Ernst & Young said Monday that it will cut nearly 3,000 jobs from its US workforce as it focuses on addressing shifts in demand and “overcapacity” in its business divisions.
The cuts represent less than 5% of the company’s total US workforce. EY described the workforce reduction as “part of the ongoing management of our business” and said it did not stem from the company’s recent failure to implement a global breakup.
“After assessing the impact of current economic conditions, strong employee retention rates, and excess capacity in parts of our company, we have made the difficult business decision to fire approximately 3,000 US employees,” EY said in a statement.
EY US generates more than 40% of the company’s global revenue and employs approximately 50,000 professionals.
Large accounting firms like EY typically lay off employees in the spring before the end of June of their fiscal years, but it wasn’t clear if the recent cuts come on top of those performance-based rosacea slips. The Big Four accounting firm did not immediately respond to additional questions about downsizing.
The EY cut is just the latest in a chain of layoffs among the company’s consulting industry competitors — a sector that has been hampered by slowing demand and many professionals. Last month Mackenzie Accenture Plc said it would cut 1,400 jobs and Accenture Plc said it would cut 19,000 jobs.

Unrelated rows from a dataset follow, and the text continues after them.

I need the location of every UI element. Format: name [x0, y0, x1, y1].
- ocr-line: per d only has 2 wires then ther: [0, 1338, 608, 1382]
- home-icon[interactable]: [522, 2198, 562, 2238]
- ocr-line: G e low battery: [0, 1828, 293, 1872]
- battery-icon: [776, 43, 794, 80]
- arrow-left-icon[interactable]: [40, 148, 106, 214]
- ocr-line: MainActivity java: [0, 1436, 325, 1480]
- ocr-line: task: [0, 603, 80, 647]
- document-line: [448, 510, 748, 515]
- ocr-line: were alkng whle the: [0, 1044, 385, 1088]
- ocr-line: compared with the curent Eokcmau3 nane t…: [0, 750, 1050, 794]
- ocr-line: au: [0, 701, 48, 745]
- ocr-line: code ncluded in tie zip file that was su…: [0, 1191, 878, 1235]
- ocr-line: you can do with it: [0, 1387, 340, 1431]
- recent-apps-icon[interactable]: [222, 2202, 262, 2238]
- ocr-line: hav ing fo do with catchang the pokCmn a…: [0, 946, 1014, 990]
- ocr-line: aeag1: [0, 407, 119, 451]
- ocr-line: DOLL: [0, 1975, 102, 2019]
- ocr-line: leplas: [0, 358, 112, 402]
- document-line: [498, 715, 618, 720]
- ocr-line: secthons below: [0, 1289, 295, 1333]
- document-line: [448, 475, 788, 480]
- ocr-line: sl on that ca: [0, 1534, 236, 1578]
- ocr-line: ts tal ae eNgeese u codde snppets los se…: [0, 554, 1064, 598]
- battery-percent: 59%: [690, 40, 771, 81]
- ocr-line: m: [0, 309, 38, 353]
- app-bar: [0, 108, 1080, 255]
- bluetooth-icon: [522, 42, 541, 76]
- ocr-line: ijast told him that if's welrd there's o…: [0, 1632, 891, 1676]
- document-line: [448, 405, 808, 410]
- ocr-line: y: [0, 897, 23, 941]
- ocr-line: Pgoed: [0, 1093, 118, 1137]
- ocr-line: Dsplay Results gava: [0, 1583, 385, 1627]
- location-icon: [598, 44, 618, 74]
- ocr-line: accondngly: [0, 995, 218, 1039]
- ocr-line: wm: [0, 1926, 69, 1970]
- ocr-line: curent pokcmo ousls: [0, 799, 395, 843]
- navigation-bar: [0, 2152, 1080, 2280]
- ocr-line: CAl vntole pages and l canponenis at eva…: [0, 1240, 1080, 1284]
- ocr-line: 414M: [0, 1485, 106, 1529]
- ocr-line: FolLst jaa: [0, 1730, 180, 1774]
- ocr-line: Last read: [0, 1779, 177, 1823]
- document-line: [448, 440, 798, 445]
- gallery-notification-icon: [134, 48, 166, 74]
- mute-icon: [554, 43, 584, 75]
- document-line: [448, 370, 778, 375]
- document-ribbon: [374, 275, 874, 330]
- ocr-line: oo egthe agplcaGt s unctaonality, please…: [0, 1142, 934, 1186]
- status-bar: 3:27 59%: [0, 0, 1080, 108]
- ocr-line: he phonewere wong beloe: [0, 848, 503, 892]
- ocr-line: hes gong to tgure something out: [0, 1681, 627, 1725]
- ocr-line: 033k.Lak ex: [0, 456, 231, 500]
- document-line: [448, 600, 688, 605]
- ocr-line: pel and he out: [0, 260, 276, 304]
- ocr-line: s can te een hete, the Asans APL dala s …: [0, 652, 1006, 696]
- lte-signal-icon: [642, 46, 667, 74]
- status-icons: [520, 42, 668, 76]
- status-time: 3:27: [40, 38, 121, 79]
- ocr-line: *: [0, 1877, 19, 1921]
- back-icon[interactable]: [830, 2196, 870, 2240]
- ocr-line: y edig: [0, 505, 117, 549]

KPMG LLP, a Big Four accounting rival, said it would cut 700 jobs from its consulting business, it said in February.
EY’s top global leaders last week on the shelf A long-running plan to split the company’s advisory business and much of its tax practices to form a public company. The debt-and-equity deal would have provided unexpected one-time payments to audit partners, funded retirement payments for retirees and provided capital for the new company.
Since EY announced restructuring goals last May, inflation and interest rates have risen rapidly, while the IPO market has collapsed, jeopardizing the company’s $100 billion enterprise value for the proposed new company, along with financing available to attract the support of existing and retiring partners.
The senior partners disagreed over compensation and the resources to employ the remaining auditing practices — a major sticking point for the leaders of EY’s US affiliates, which ultimately opted out of the deal. Just days after it was revealed that it was abandoning the split, EY’s US and UK subsidiaries announced $500 million in cost-cutting efforts.